Tabii ki bu bahsi durduk yerde açmadık; geçen hafta ihalesi yapılan İddaa oyunları hakkında üç beş kelime edelim istedik. O tip oyunları kumar diye algılayan da var zevk aracı gibi gören de var; para kazanma adına oynayan da var, o heyecanı hissetmeyi arzulayan da var. Kişisel kanaatimizi sorarsanız değil oynamak nasıl oynandığını dahi bilmiyoruz. Ne var ki halkımızın bu oyunu benimsediğini ve tutkuyla oynamayı sürdürdüğünü yakinen biliyoruz. Öyleyse insanlara ahlâk dersi vermekten geri durarak bazı tespitlerde bulunmak yararlı olabilir. Bahis oyunları legal oluncaya dek geçen sürede insanlar mutlak surette bir yol bulup ‘Avantadan para kazanmanın derin hazzını tatmak’ maksadıyla ister adına kumar, isterseniz bahis deyin fark etmez, bir biçimde o işlere para yatırıyordu. Devlet bu işe direkt müdahil olarak hem yeraltına gidecek parayı sisteme çekmiş oldu hem de o paralardan hatırı sayılır miktarda vergiyi alarak ekonomiye ivme kazandırdı diyenler olabilir. Öte yandan ‘İyi; mademki amaç yeraltını yer üstüne çıkarmak; öyleyse oldu olacak uyuşturucuyu da devlet satsın; hem para kazanır hem de kim müptela kim değil herkes bilir!’ diye yorum yapmak da mümkün.
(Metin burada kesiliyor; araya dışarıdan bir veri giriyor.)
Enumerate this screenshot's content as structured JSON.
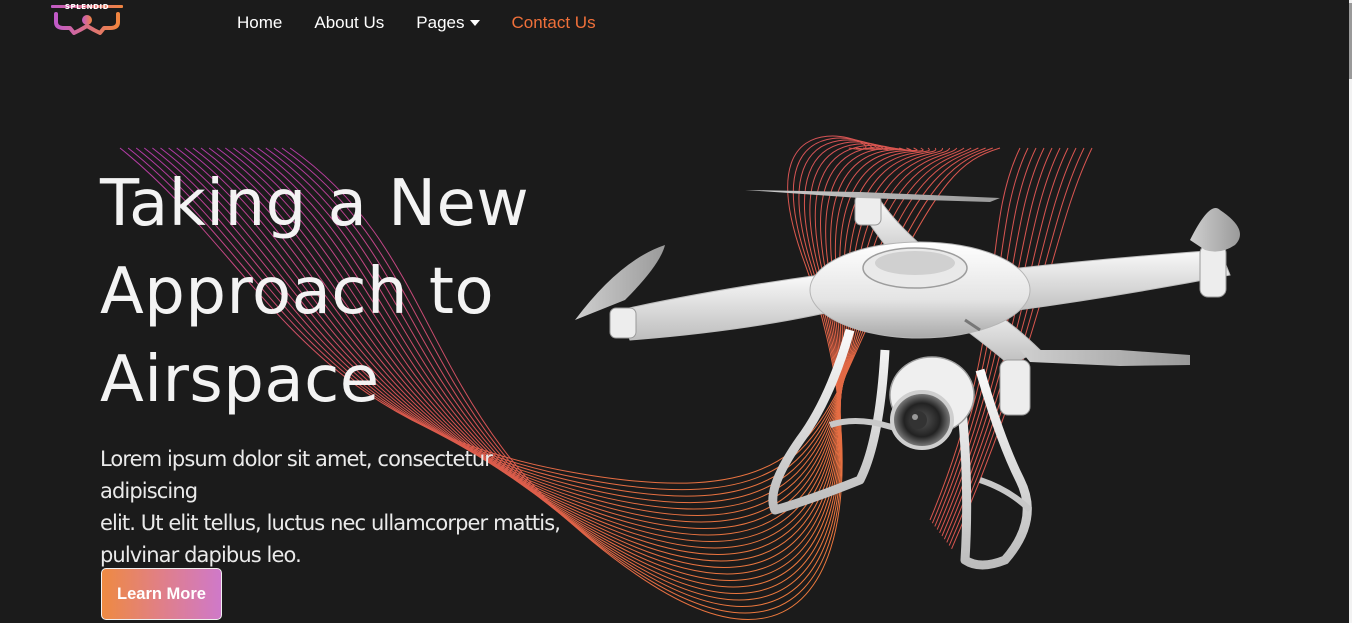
{
  "brand": {
    "logo_text": "SPLENDID",
    "icon": "drone-logo-icon",
    "gradient": [
      "#f0843f",
      "#c95fc9"
    ]
  },
  "nav": {
    "items": [
      {
        "label": "Home",
        "active": false
      },
      {
        "label": "About Us",
        "active": false
      },
      {
        "label": "Pages",
        "active": false,
        "has_dropdown": true,
        "dropdown_icon": "caret-down-icon"
      },
      {
        "label": "Contact Us",
        "active": true
      }
    ]
  },
  "hero": {
    "title_lines": [
      "Taking a New",
      "Approach to",
      "Airspace"
    ],
    "description_lines": [
      "Lorem ipsum dolor sit amet, consectetur adipiscing",
      "elit. Ut elit tellus, luctus nec ullamcorper mattis,",
      "pulvinar dapibus leo."
    ],
    "button_label": "Learn More",
    "image": "quadcopter-drone-image"
  },
  "colors": {
    "background": "#1b1b1b",
    "accent": "#f0703a",
    "line_gradient_start": "#b43fb0",
    "line_gradient_end": "#f07f35"
  }
}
Son yapılan ihalede % 1,4 ile yetinilerek teklif verilmesi aslında konunun vahametini gayet iyi anlatıyor. İddaa ihalesi bir yerde rekabetin, şeffaflığın ne denli büyük yararlar sağladığının son kanıtı oldu desek yanlış olmayacaktır. % 10’ların üstünde teklif verenlerin daha sonra % 1’le yetinmesi pastanın büyüklüğünü ne de güzel anlatıyor değil mi? Dikkat edin konu garanti para olunca ‘ilke, prensip, kamu yararı’ gibi konular asla gündeme gelmiyor, getirilmiyor; varsa yoksa para kazanmak, daha fazla kazanmak. Yanlış anlaşılmasın, o tip bahislere başından sonuna kadar her kademede karşıyız lakin milletin ekserisi bu tip oyunlara aç kurtlar gibi saldırırken devletin kimi noktalarda aciz kalabileceği; dolayısıyla da ‘Engelleyemiyorsak bari kontrolümüz altında oynatalım’ demesi yabana atılacak bir düşünce değil.
Süper Lig takımları dışında kalan ekiplerin İddaa’dan gelecek parayı asker yolu bekler gibi hasretle beklediği noktası da sır değilken hadi gelin de karar verin; İddaa oyunu kumar mı yoksa devlete ve kulüplere önemli bir gelir kapısı mı? Elbette bunu sizler ve bizler aramızda tartışıyoruz yoksa devletin böyle bir tasası asla yok, hiçbir zaman olmayacak da! Oluk oluk paralar akarken insanlar serbest iradesiyle kumar oynamak istiyorsa devlet baskı yaparak onları bu işten neden vazgeçirmeye çalışsın ki?